Y allá más tarde, cuando cordobeses y jerezanos, jurándose hermandad eterna, arrojan a los pies de la Virgen de la Merced, que desde entonces lo fue de los Remedios, un puñado de banderas moras, cubiertas de sangre cristiana como de reliquias, y de sangre agarena como de trofeos, escribe la fama en su libro la batalla de los Cueros, y grita al mundo con sus cien trompetas. Todo lo alcanza el valor si la fe lo mantiene.”
Por las tierras de La Matanza.
Con los ecos del relato del Padre Coloma, hemos vuelto a recorrer en estos días, cuando se cumple el centenario de su muerte, estos parajes.
No soplan ya vientos de guerra en las tierras de La Matanza, sino los vientos de levante que mueven las aspas de los enormes aerogeneradores instalados en el parque eólico de Doña Benita. Lentiscos, palmitos y acebuches crecen en la Cañada Real de Lomopardo o de Medina, que sigue todavía recordando el antiguo camino por donde circulaban las tropas.

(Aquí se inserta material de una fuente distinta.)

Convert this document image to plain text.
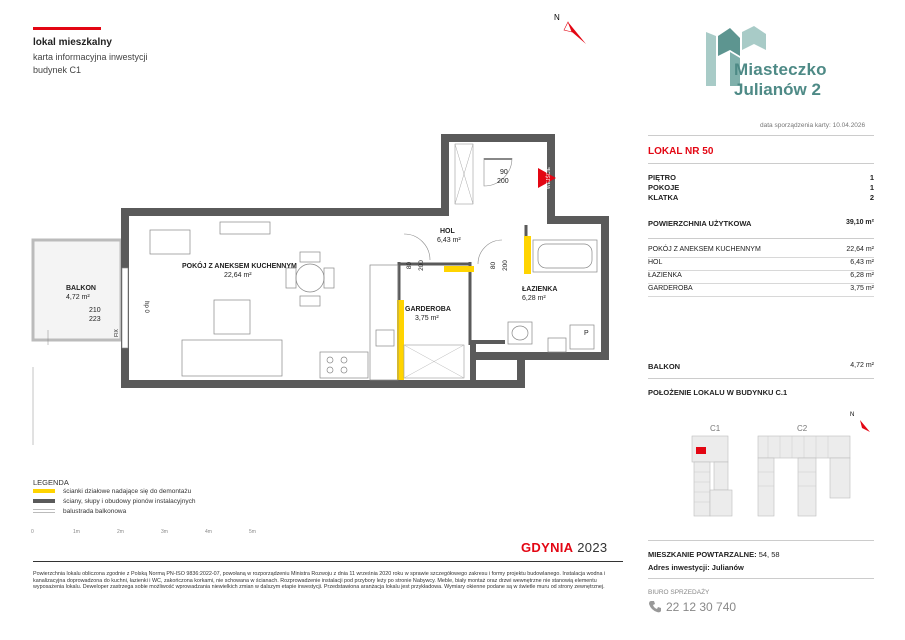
lokal mieszkalny
karta informacyjna inwestycji
budynek C1
N
Miasteczko
Julianów 2
data sporządzenia karty: 10.04.2026
LOKAL NR 50
PIĘTRO	1
POKOJE	1
KLATKA	2
POWIERZCHNIA UŻYTKOWA	39,10 m²
POKÓJ Z ANEKSEM KUCHENNYM	22,64 m²
HOL	6,43 m²
ŁAZIENKA	6,28 m²
GARDEROBA	3,75 m²
BALKON	4,72 m²
POŁOŻENIE LOKALU W BUDYNKU C.1
C1	C2
N
MIESZKANIE POWTARZALNE: 54, 58
Adres inwestycji: Julianów
BIURO SPRZEDAŻY
22 12 30 740
0	1m	2m	3m	4m	5m
BALKON
4,72 m²
210
223
hp 0
FIX
POKÓJ Z ANEKSEM KUCHENNYM
22,64 m²
HOL
6,43 m²
GARDEROBA
3,75 m²
ŁAZIENKA
6,28 m²
90
200
80 200	80 200
WEJŚCIE
P
LEGENDA
ścianki działowe nadające się do demontażu
ściany, słupy i obudowy pionów instalacyjnych
balustrada balkonowa
GDYNIA 2023
Powierzchnia lokalu obliczona zgodnie z Polską Normą PN-ISO 9836:2022-07, powołaną w rozporządzeniu Ministra Rozwoju z dnia 11 września 2020 roku w sprawie szczegółowego zakresu i formy projektu budowlanego. Instalacja wodna i kanalizacyjna doprowadzona do kuchni, łazienki i WC, zakończona korkami, nie schowana w ścianach. Rozprowadzenie instalacji pod przybory leży po stronie Nabywcy. Meble, biały montaż oraz drzwi wewnętrzne nie stanowią elementu wyposażenia lokalu. Deweloper zastrzega sobie możliwość wprowadzania niewielkich zmian w dalszym etapie inwestycji. Przedstawiona aranżacja lokalu jest przykładowa. Wymiary okienne podane są w świetle muru od strony zewnętrznej.
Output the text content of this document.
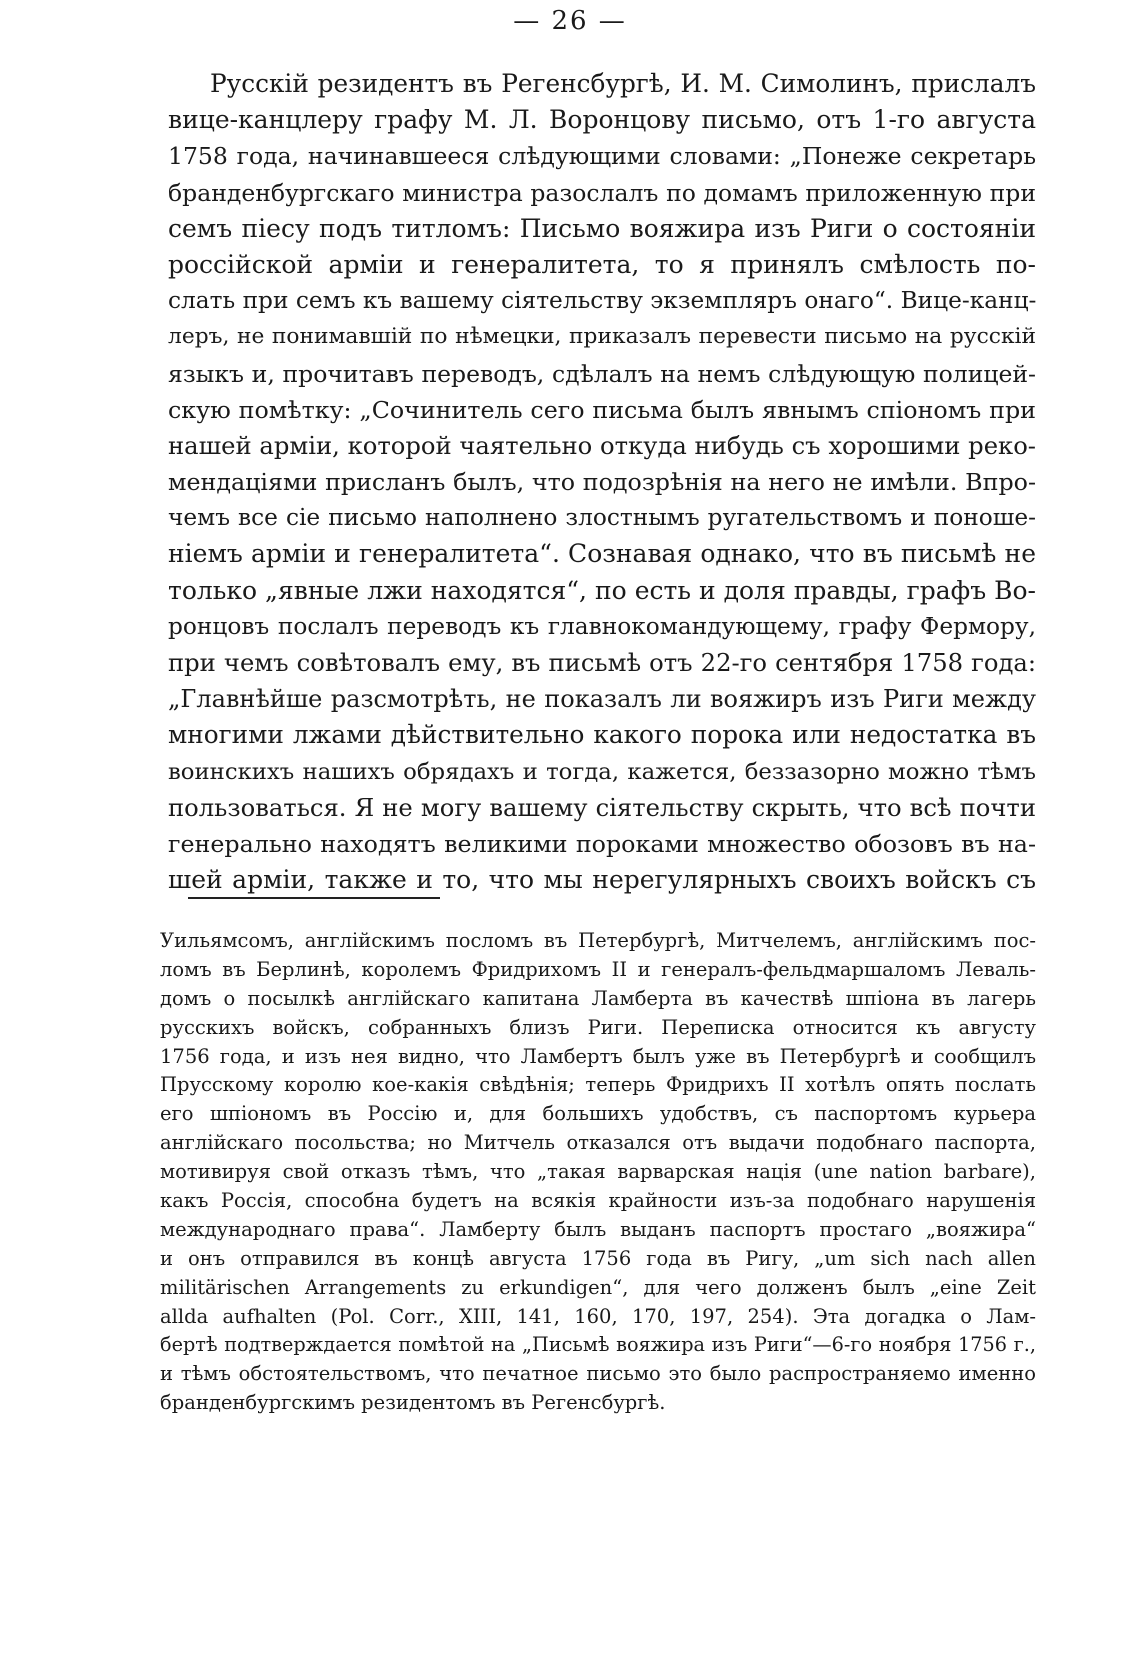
— 26 —
Русскій резидентъ въ Регенсбургѣ, И. М. Симолинъ, прислалъ
вице-канцлеру графу М. Л. Воронцову письмо, отъ 1-го августа
1758 года, начинавшееся слѣдующими словами: „Понеже секретарь
бранденбургскаго министра разослалъ по домамъ приложенную при
семъ піесу подъ титломъ: Письмо вояжира изъ Риги о состояніи
россійской арміи и генералитета, то я принялъ смѣлость по-
слать при семъ къ вашему сіятельству экземпляръ онаго“. Вице-канц-
леръ, не понимавшій по нѣмецки, приказалъ перевести письмо на русскій
языкъ и, прочитавъ переводъ, сдѣлалъ на немъ слѣдующую полицей-
скую помѣтку: „Сочинитель сего письма былъ явнымъ спіономъ при
нашей арміи, которой чаятельно откуда нибудь съ хорошими реко-
мендаціями присланъ былъ, что подозрѣнія на него не имѣли. Впро-
чемъ все сіе письмо наполнено злостнымъ ругательствомъ и поноше-
ніемъ арміи и генералитета“. Сознавая однако, что въ письмѣ не
только „явные лжи находятся“, по есть и доля правды, графъ Во-
ронцовъ послалъ переводъ къ главнокомандующему, графу Фермору,
при чемъ совѣтовалъ ему, въ письмѣ отъ 22-го сентября 1758 года:
„Главнѣйше разсмотрѣть, не показалъ ли вояжиръ изъ Риги между
многими лжами дѣйствительно какого порока или недостатка въ
воинскихъ нашихъ обрядахъ и тогда, кажется, беззазорно можно тѣмъ
пользоваться. Я не могу вашему сіятельству скрыть, что всѣ почти
генерально находятъ великими пороками множество обозовъ въ на-
шей арміи, также и то, что мы нерегулярныхъ своихъ войскъ съ
Уильямсомъ, англійскимъ посломъ въ Петербургѣ, Митчелемъ, англійскимъ пос-
ломъ въ Берлинѣ, королемъ Фридрихомъ II и генералъ-фельдмаршаломъ Леваль-
домъ о посылкѣ англійскаго капитана Ламберта въ качествѣ шпіона въ лагерь
русскихъ войскъ, собранныхъ близъ Риги. Переписка относится къ августу
1756 года, и изъ нея видно, что Ламбертъ былъ уже въ Петербургѣ и сообщилъ
Прусскому королю кое-какія свѣдѣнія; теперь Фридрихъ II хотѣлъ опять послать
его шпіономъ въ Россію и, для большихъ удобствъ, съ паспортомъ курьера
англійскаго посольства; но Митчель отказался отъ выдачи подобнаго паспорта,
мотивируя свой отказъ тѣмъ, что „такая варварская нація (une nation barbare),
какъ Россія, способна будетъ на всякія крайности изъ-за подобнаго нарушенія
международнаго права“. Ламберту былъ выданъ паспортъ простаго „вояжира“
и онъ отправился въ концѣ августа 1756 года въ Ригу, „um sich nach allen
militärischen Arrangements zu erkundigen“, для чего долженъ былъ „eine Zeit
allda aufhalten (Pol. Corr., XIII, 141, 160, 170, 197, 254). Эта догадка о Лам-
бертѣ подтверждается помѣтой на „Письмѣ вояжира изъ Риги“—6-го ноября 1756 г.,
и тѣмъ обстоятельствомъ, что печатное письмо это было распространяемо именно
бранденбургскимъ резидентомъ въ Регенсбургѣ.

No vienen ya por El Mojo y por Baldío Gallardo las mesnadas de los benimerines, ni amenazan algaras los llanos de La Ina.
No se talan ya los olivares y encinares de las dehesas de Martelilla, donde pace plácidamente, ajena a los sangrientos episodios de la historia, la vacada que lleva el nombre de este afamado hierro por toda la geografía taurina.
Nada queda ya de la aldea de Margarihut (la alquería del “prado de los judíos”), la que pasó a denominarse después de la batalla Aldea de Pero Gallegos. Nada salvo los apacibles prados de La Matancilla, salpicados de aerogeneradores.
Nadie acampa ya, sino las aves migratorias, en las laderas de la Laguna de Medina, en las arboledas de El Sotillo, junto al Saldado y al Vado de Medina.
Y en el Cerro de la Cabeza del Real y las colinas de Lomopardo, donde un día se plantaron las tiendas de los benimerines, se cubren hoy sus albarizas de girasoles, de trigos y de vides.
Para saber más:
(1) Las citas textuales están tomadas de Coloma, Luis. La Batalla de los Cueros. Episodio Histórico. Imprenta de la Revista Jerezana. 1872. Otra edición de 1876 puede consultarse en la red.
Observación: situando el cursor sobre una fotografía, podremos leer el pie de foto. Si pulsamos sobre cualquiera de ellas, podrán verse todas a pantalla completa.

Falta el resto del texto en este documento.